It's a rolling restaurant. It's an Amazon delivery van. It's
a mobile store or showroom or hotel room or taxi. It is the car as a blank
canvas.
Toyota calls this pod the e-Palette. It was the centerpiece
of the company's press conference at CES 2018. The automaker plans to let these
autonomous vehicles loose at the 2020 Summer Olympics in Tokyo. For now, this future
van stands as a model of where Toyota sees the platform-driven transportation
of tomorrow.
The e-Palette is fully electric and self-driving. Company
president Akio Toyoda called it a "plug and play" open standard that
giant companies or small businesses could use for just about anything. Clearly
this minibus could be a driverless ride-sharing vehicle you hail from your
phone, and indeed, Uber is one of Toyota's early partners on this program.
Amazon is another, for obvious reasons. The demonstration
video for e-Palette shows these pods carrying cargo to and from distribution
centers, where, say, a smaller pod would pick up your Amazon delivery and drive
it to your home.
Anything that fits into an e-Palette could become mobile.
Toyoda asked the crowd to imagine a future Burning Man festival serviced by
these self-driving Toyota pods turned into food trucks or shops. Or, one of the
autonomous vehicles could come to your house to pick up things you want to send
to your storage unit.
It's a pretty pie-in-the-sky picture. But the
autonomy revolution absolutely will alter the nature of what a vehicle can be.

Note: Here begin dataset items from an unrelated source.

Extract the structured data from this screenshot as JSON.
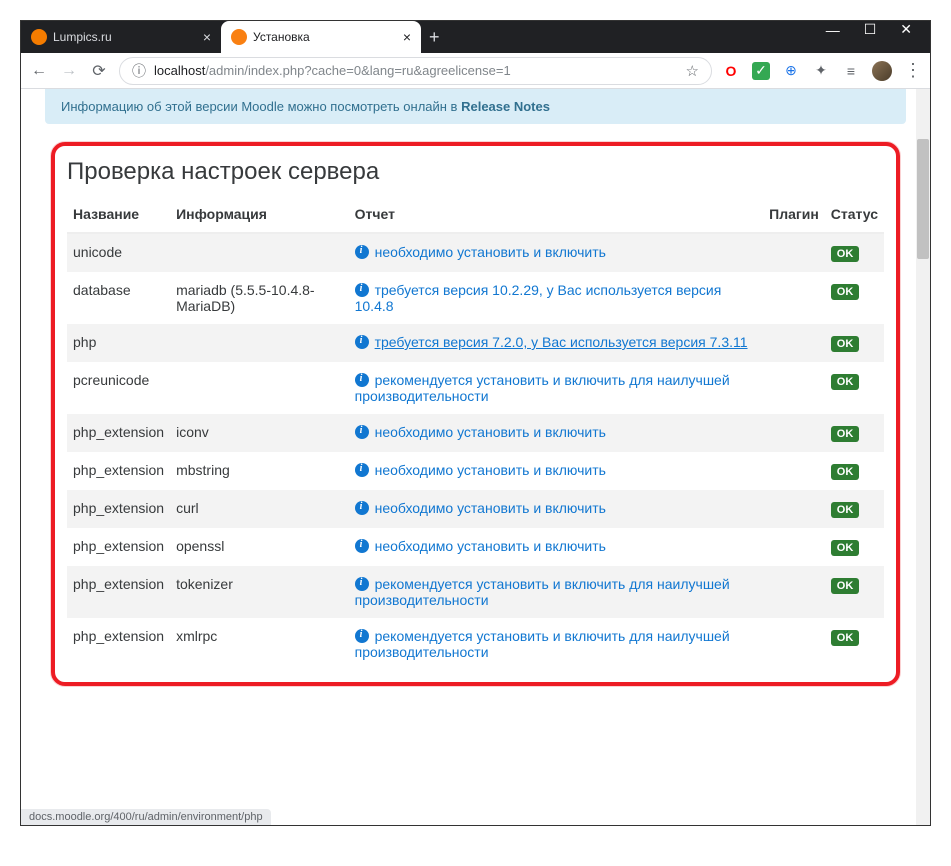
{
  "tabs": [
    {
      "title": "Lumpics.ru",
      "favicon_color": "#f57c00"
    },
    {
      "title": "Установка",
      "favicon_color": "#f98012"
    }
  ],
  "window_controls": {
    "min": "—",
    "max": "☐",
    "close": "✕"
  },
  "nav": {
    "back": "←",
    "forward": "→",
    "reload": "⟳"
  },
  "url": {
    "host": "localhost",
    "path": "/admin/index.php?cache=0&lang=ru&agreelicense=1"
  },
  "notice_text": "Информацию об этой версии Moodle можно посмотреть онлайн в",
  "notice_link": "Release Notes",
  "section_title": "Проверка настроек сервера",
  "headers": {
    "name": "Название",
    "info": "Информация",
    "report": "Отчет",
    "plugin": "Плагин",
    "status": "Статус"
  },
  "ok_label": "OK",
  "rows": [
    {
      "name": "unicode",
      "info": "",
      "report": "необходимо установить и включить",
      "underlined": false
    },
    {
      "name": "database",
      "info": "mariadb (5.5.5-10.4.8-MariaDB)",
      "report": "требуется версия 10.2.29, у Вас используется версия 10.4.8",
      "underlined": false
    },
    {
      "name": "php",
      "info": "",
      "report": "требуется версия 7.2.0, у Вас используется версия 7.3.11",
      "underlined": true
    },
    {
      "name": "pcreunicode",
      "info": "",
      "report": "рекомендуется установить и включить для наилучшей производительности",
      "underlined": false
    },
    {
      "name": "php_extension",
      "info": "iconv",
      "report": "необходимо установить и включить",
      "underlined": false
    },
    {
      "name": "php_extension",
      "info": "mbstring",
      "report": "необходимо установить и включить",
      "underlined": false
    },
    {
      "name": "php_extension",
      "info": "curl",
      "report": "необходимо установить и включить",
      "underlined": false
    },
    {
      "name": "php_extension",
      "info": "openssl",
      "report": "необходимо установить и включить",
      "underlined": false
    },
    {
      "name": "php_extension",
      "info": "tokenizer",
      "report": "рекомендуется установить и включить для наилучшей производительности",
      "underlined": false
    },
    {
      "name": "php_extension",
      "info": "xmlrpc",
      "report": "рекомендуется установить и включить для наилучшей производительности",
      "underlined": false
    }
  ],
  "statusbar_hint": "docs.moodle.org/400/ru/admin/environment/php"
}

If you don't need a driver's seat and a dashboard, then the traditional design
of a car's interior is out the window. It could have seats facing each other
like you'd find on a train. It could have them along the sides like a subway
car. It could scrap seating altogether to become a rolling store or showroom or
any other use you can think of. And the car and tech companies both are going
to race to control the platform this future rides upon.